In the same study groups of 50 mice were treated with doses of 500 and 1000 mg/kg bw/day for 102 weeks. All mice of the high dose group accidentally died by week 91 because of a dosage error (2800 mg/kg bw administrated during 3 days instead of 1000 mg/kg bw). In both the low dose and the control group, an infection of the genital tract resulted in the death of 8 and 14 females, respectively. The histological examination of the liver and kidney tissue revealed increased cytoplasmic vacuolization. The incidence of this effect was particularly conspicuous in the high dose group (e.g., in the liver of males 94 % versus 2 % in control males) and was considered to be substance-related.  According to the authors of this study, the death of all high dose mice as well as of numerous females of the low dose group lowered the sensitivity of the study for detecting neoplastic substance-related changes. However, no evidence of carcinogenic effect was found, so that under the conditions of the present study, the test substances geranyl acetate / citronellyl acetate were not carcinogenic.
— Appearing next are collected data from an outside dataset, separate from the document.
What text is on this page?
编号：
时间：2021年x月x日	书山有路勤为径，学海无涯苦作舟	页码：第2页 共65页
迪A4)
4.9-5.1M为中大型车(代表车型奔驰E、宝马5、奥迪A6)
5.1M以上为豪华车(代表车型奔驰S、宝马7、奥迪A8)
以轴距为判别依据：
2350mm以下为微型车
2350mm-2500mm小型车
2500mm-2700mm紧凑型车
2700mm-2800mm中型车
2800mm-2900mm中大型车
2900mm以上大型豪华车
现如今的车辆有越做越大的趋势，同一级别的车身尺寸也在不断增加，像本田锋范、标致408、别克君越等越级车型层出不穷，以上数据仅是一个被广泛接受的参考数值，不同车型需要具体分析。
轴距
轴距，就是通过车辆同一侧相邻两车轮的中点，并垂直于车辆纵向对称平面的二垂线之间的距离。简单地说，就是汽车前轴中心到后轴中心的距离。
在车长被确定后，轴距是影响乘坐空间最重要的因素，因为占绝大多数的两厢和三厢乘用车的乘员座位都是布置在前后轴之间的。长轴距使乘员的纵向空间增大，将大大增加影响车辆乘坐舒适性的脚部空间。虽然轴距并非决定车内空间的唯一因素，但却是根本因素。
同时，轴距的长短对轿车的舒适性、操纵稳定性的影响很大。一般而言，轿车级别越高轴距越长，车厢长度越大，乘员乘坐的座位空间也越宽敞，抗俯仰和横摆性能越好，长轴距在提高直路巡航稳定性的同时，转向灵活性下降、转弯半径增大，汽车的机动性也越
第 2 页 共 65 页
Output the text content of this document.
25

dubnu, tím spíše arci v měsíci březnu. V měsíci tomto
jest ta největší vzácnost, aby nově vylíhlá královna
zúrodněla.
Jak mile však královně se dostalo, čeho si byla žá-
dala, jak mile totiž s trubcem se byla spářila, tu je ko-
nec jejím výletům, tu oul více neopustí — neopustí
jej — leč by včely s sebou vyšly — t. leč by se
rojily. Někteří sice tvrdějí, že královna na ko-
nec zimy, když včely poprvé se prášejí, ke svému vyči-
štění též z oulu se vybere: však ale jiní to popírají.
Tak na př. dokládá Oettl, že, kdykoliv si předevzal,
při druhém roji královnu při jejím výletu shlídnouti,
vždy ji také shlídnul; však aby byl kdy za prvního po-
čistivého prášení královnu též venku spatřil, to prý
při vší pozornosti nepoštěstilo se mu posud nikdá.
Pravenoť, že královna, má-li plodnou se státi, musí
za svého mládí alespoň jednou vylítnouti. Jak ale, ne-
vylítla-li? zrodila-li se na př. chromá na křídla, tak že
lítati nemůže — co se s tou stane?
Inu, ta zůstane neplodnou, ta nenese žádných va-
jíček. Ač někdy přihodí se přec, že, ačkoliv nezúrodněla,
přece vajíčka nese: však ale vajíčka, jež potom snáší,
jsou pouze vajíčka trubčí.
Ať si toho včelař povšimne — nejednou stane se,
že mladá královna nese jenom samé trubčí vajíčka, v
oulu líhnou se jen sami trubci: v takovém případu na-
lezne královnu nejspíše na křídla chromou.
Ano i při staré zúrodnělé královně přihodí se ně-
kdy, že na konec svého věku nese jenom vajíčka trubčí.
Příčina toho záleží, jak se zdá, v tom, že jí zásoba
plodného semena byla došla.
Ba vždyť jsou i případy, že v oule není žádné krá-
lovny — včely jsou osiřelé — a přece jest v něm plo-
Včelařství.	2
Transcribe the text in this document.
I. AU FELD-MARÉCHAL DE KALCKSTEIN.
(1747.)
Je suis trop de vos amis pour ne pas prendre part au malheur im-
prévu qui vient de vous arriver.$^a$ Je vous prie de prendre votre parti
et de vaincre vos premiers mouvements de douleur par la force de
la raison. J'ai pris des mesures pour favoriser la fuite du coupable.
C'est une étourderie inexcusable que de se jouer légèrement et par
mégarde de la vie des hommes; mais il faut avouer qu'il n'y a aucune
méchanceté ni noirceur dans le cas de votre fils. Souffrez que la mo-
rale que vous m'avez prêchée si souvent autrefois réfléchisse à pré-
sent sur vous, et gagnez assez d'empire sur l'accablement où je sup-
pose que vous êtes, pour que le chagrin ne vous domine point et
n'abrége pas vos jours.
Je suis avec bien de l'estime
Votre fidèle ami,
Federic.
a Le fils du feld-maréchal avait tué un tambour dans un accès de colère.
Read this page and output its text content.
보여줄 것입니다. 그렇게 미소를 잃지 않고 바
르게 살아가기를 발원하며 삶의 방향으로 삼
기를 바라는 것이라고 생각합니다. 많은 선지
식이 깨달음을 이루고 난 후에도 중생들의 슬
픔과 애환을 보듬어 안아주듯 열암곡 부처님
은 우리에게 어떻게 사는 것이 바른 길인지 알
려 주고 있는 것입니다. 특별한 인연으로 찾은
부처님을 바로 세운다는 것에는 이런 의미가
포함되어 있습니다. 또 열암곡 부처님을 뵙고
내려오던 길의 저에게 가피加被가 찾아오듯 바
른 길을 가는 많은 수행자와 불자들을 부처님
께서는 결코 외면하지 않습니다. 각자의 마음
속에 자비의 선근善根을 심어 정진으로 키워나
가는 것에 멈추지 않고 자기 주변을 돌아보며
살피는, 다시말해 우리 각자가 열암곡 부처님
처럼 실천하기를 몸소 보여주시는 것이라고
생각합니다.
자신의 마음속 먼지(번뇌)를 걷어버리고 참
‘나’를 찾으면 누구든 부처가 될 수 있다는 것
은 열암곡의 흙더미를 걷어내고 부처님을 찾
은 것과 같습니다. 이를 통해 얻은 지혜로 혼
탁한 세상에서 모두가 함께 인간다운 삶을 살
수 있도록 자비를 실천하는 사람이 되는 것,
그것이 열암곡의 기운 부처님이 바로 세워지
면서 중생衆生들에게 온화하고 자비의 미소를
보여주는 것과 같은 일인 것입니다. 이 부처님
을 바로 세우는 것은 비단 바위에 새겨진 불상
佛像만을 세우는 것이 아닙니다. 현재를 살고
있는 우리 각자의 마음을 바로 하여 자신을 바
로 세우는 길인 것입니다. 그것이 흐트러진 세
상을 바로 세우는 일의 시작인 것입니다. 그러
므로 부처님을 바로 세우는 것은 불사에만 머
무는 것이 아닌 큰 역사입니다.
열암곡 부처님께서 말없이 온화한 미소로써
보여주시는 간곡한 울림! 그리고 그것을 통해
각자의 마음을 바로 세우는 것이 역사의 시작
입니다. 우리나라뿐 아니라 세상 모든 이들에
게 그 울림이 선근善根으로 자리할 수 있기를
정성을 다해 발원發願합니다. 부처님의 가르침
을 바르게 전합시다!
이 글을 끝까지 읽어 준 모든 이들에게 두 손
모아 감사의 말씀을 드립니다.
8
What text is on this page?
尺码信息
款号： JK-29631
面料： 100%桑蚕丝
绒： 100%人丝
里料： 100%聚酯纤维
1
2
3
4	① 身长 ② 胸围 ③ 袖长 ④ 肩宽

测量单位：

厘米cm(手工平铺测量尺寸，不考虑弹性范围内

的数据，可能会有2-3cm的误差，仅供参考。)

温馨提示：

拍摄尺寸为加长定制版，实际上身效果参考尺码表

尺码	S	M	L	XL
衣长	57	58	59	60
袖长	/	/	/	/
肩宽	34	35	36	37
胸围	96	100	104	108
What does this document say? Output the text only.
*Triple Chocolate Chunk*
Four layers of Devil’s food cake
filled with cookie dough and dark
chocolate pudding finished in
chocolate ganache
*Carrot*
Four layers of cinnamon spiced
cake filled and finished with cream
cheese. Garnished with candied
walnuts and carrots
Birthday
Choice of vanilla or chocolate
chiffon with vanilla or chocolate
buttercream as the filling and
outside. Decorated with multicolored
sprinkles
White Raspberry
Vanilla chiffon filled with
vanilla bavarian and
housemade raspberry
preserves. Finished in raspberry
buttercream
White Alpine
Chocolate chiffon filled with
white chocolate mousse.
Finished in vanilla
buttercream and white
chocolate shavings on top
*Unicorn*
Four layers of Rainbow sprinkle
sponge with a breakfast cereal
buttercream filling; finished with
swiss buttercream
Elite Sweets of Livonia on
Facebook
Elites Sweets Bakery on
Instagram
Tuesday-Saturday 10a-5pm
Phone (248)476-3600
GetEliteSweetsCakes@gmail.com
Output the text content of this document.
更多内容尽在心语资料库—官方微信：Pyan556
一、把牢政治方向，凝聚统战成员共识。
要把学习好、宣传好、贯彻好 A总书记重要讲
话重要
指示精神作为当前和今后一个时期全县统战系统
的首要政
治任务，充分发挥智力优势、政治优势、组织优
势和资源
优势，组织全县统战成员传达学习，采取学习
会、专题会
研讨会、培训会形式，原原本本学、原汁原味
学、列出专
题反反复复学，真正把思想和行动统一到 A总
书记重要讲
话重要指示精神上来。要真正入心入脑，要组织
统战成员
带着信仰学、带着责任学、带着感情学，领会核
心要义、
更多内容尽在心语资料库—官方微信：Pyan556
Because the 2 year cancer studies with rats and mice showed, that citral and geranyl acetate were not carcinogenic, the same result could be expected for geraniol due to the structural similarities.

According to REACH, additional data on carcinogenicity need to be provided if the substance has a widespread dispersive use or frequent/long-term human exposure is given and the substance is a mutagen category 3 or there is evidence for a capacity to induce hyperplasia and/or preneoplastic lesions from repeated dose studies.

Geraniol was determined to be non-genotoxic in bacterial and mammalian cell mutagenicity tests in vitro and in vivo. Additionally, there is no evidence from repeated dose studies using geraniol, that the substance is able to induce hyperplasia and/or pre-neoplastic lesions, beyond its local topical irritative effects.

As a consequence, there is no indication for further testing gernaniol in a carcinogenicity study.